UC ANR Statewide IPM Program (UCIPM)







ipm.ucanr.edu


----------



## Jameskk (Jul 30, 2021)

Nik333 said:


> Does this look like it? I'm asking because my computer screen is orange for the night. Maybe I'll try tomorrow. UC Davis has entomologists.
> 
> 
> 
> ...


maybe they are carpenter ants. I placed Terro outdoor ant bait near the swarmed area. They are not showing much interested in it. Only few ants show interest in the bait.
previously when i used this ant bait, ants just jumped on it immediately, but this time, it is not working very well. I have only had it there for 4 hours but….
If it is indeed a carpenter ant, does anyone know what the best way to get rid of them?
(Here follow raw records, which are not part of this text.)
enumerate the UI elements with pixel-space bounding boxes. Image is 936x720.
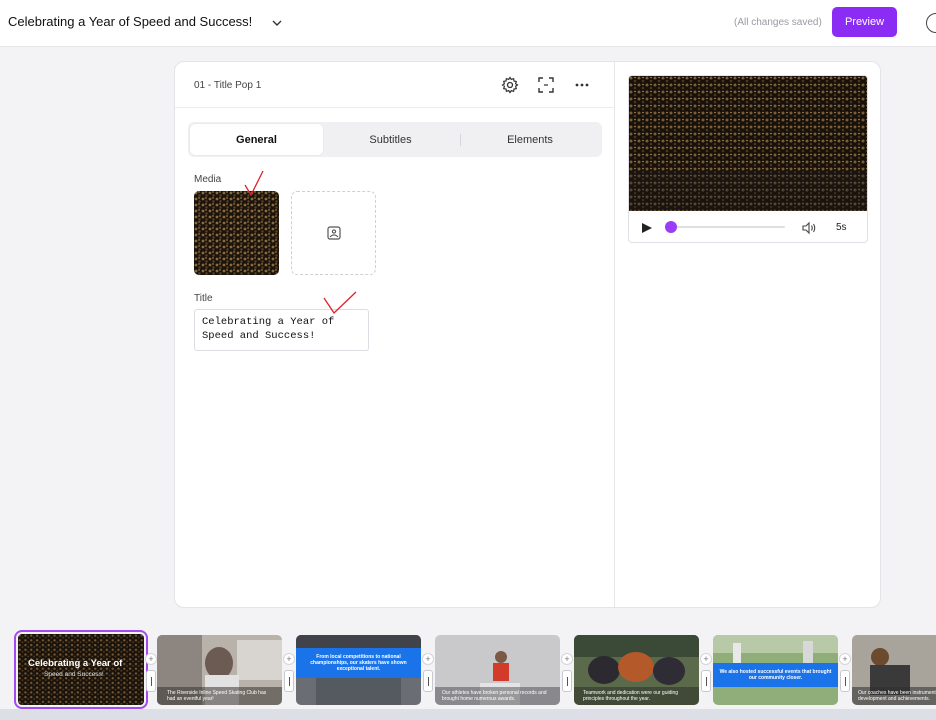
add-scene-button[interactable]: + [700, 653, 712, 665]
scene-editor: 01 - Title Pop 1 General Subtitles Eleme… [174, 61, 881, 608]
video-player: 5s [628, 75, 868, 243]
scrub-track[interactable] [669, 226, 785, 228]
title-label: Title [194, 293, 213, 304]
settings-tabs: General Subtitles Elements [188, 122, 602, 157]
scene-caption: Our athletes have broken personal record… [442, 690, 547, 702]
transition-handle[interactable] [840, 670, 850, 692]
gear-icon[interactable] [501, 76, 519, 94]
transition-handle[interactable] [146, 670, 156, 692]
expand-icon[interactable] [537, 76, 555, 94]
scrub-handle[interactable] [665, 221, 677, 233]
add-scene-button[interactable]: + [283, 653, 295, 665]
play-icon[interactable] [641, 222, 653, 234]
scene-title-text: Celebrating a Year of [28, 658, 123, 669]
project-title[interactable]: Celebrating a Year of Speed and Success! [8, 14, 252, 29]
scene-thumbnail[interactable]: Teamwork and dedication were our guiding… [574, 635, 699, 705]
transition-handle[interactable] [284, 670, 294, 692]
transition-handle[interactable] [423, 670, 433, 692]
add-scene-button[interactable]: + [839, 653, 851, 665]
scene-settings-pane: 01 - Title Pop 1 General Subtitles Eleme… [175, 62, 615, 607]
scene-timeline: Celebrating a Year of Speed and Success!… [0, 620, 936, 720]
scene-thumbnail[interactable]: We also hosted successful events that br… [713, 635, 838, 705]
scene-thumbnail[interactable]: Our coaches have been instrumental in ou… [852, 635, 936, 705]
add-scene-button[interactable]: + [145, 653, 157, 665]
scene-caption: We also hosted successful events that br… [713, 663, 838, 687]
tab-subtitles[interactable]: Subtitles [323, 124, 458, 155]
tab-elements[interactable]: Elements [462, 124, 598, 155]
preview-button[interactable]: Preview [832, 7, 897, 37]
media-thumbnail[interactable] [194, 191, 279, 275]
duration-label: 5s [836, 222, 847, 233]
video-frame[interactable] [629, 76, 867, 211]
os-taskbar [0, 709, 936, 720]
player-controls: 5s [629, 211, 867, 242]
checkmark-annotation [323, 291, 357, 315]
tab-divider [460, 134, 461, 146]
scene-thumbnail[interactable]: Our athletes have broken personal record… [435, 635, 560, 705]
scene-name: 01 - Title Pop 1 [194, 80, 262, 91]
scene-thumbnail[interactable]: Celebrating a Year of Speed and Success! [14, 630, 148, 709]
scene-caption: Teamwork and dedication were our guiding… [583, 690, 679, 702]
add-scene-button[interactable]: + [561, 653, 573, 665]
scene-caption: From local competitions to national cham… [296, 648, 421, 678]
scene-caption: Speed and Success! [44, 671, 104, 678]
transition-handle[interactable] [701, 670, 711, 692]
crowd-image [194, 191, 279, 275]
volume-icon[interactable] [801, 221, 817, 235]
scene-caption: Our coaches have been instrumental in ou… [858, 690, 936, 702]
checkmark-annotation [244, 170, 264, 197]
crowd-image [629, 76, 867, 211]
transition-handle[interactable] [562, 670, 572, 692]
chevron-down-icon[interactable] [270, 16, 284, 30]
top-bar: Celebrating a Year of Speed and Success!… [0, 0, 936, 47]
more-icon[interactable] [573, 76, 591, 94]
media-label: Media [194, 174, 222, 185]
help-icon[interactable] [926, 13, 936, 33]
tab-general[interactable]: General [190, 124, 323, 155]
scene-header: 01 - Title Pop 1 [175, 62, 615, 108]
add-media-button[interactable] [291, 191, 376, 275]
scene-thumbnail[interactable]: The Riverside Inline Speed Skating Club … [157, 635, 282, 705]
image-add-icon [326, 226, 341, 240]
scene-thumbnail[interactable]: From local competitions to national cham… [296, 635, 421, 705]
add-scene-button[interactable]: + [422, 653, 434, 665]
scene-caption: The Riverside Inline Speed Skating Club … [167, 690, 267, 702]
save-status: (All changes saved) [734, 17, 822, 28]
I sprinkled terro perimeter ant bait plus which says it works against carpenter ant as well, but they dont seem to be interested in these granules…


----------



## Nik333 (Mar 1, 2015)

I think they are too small, but, there are plenty of members that have worked with them. They're asleep. See you tomorrow!

@Jameskk -






Carpenter Ants Management Guidelines--UC IPM


UC home and landscape guidelines for control of Carpenter Ants.



ipm.ucanr.edu


----------



## Nik333 (Mar 1, 2015)

Bump


----------



## Jameskk (Jul 30, 2021)

Nik333 said:


> Bump


Just wondering if anyone can tell if this is a carpenter ant. If so, does anyone know what’s the best solution to this?
Thank you for your help in advance


----------



## MTN REMODEL LLC (Sep 11, 2010)

Sorry...I sure can't ideniftfy.... but I have a similar problem....but my ants are really really small....just basically bothersome running around our decks.

I went to get ant killer at wallmart and the big boxers.....I had no idea how many types of ants there are....so I read all the packages that was no help...and on top of that...each had a different "active ingrediant".

I thought I could take a sample ant to some county guy for identification, but they are a long way away. 

So, considering the insectacides are not that expensive, I'm going to try them one at a time till I find one that works....starting with the cheapest.

(Even the fireant killers have different "active ingrediants'.)


----------



## Nik333 (Mar 1, 2015)

You could do an experiment where you put out different ant-attracting foodstuffs like sweet vs grease. That narrows the field. I can tell you Fire-ants like stinging people, so you would know.
Did you read the article?

A lot of ants are just coming in out of the heat and for water.


----------



## DoomsDave (Dec 6, 2018)

@Jameskk nice to meet you and welcome!

I'm in southern California, sort of a neighbor; I'm from Ohio, and I'm familiar with the critters there, too. I managed a garden shop for a number of years, and counseled many unhappy homeowners with ant problems.

In general, I concur with @Nik333 and @MTN REMODEL LLC 's advice, with caveats below:

Your ants are not carpenter ants. They're much too small. Carpenter ants are at least the size of a penny, often a lot larger, up to an inch long. They're a problem in places like Ohio in wood that's damp, usually from contact with the ground.

Your ants are not fire ants. Which is a doggone good thing. Fire ants are nasty, and they're red. They sting like hell and live up to their name. They make mounds in the ground like concrete from which they swarm forth when disturbed. (I disturbed a mound, _once_ in Texas, in 1979. Quite enough.)

A few notes about "RIFA" (Red Imported Fire Ants). They need lots of water to survive, which means they don't make it here in most of California. We had a Great Fire Ant Hysteria down in So-Cal a number of years ago, and counties formed these Fire Ant Gestapos to eradicate them. Fire ants were found here, but, because they need ground water, tended to be near people's homes and businesses, where they were not loved. I suppose they could establish themselves in the wild in a place like the San Joaquin river valley which has plenty of water, but there's not many happy homes for them here in So-Cal, thank heaven.

Pictures, including stings, below.

A couple more words about ants: Abandon the fantasy of "being rid of them." You can't. The average yard has scores of ant hills, most too small to notice, and too far from your house to be a concern. But you can reduce their numbers near your home if you're willing to go to the trouble. Ants as a group like to go out in "foraging columns" looking for food sources which they'll harvest. Different ant types go after different foods; some like sweets, others like animal fats. Most baits attract one or the other, which is the science behind Nik and MTN Remodel's suggestions. The hope is that the ants take the bait, then eventually give it to the "queen" who dies and the colony dies with her. Sometimes you can spray bug killers or pour boiling water in an anthill to kill the ants, too. 

Let us know how things go.


----------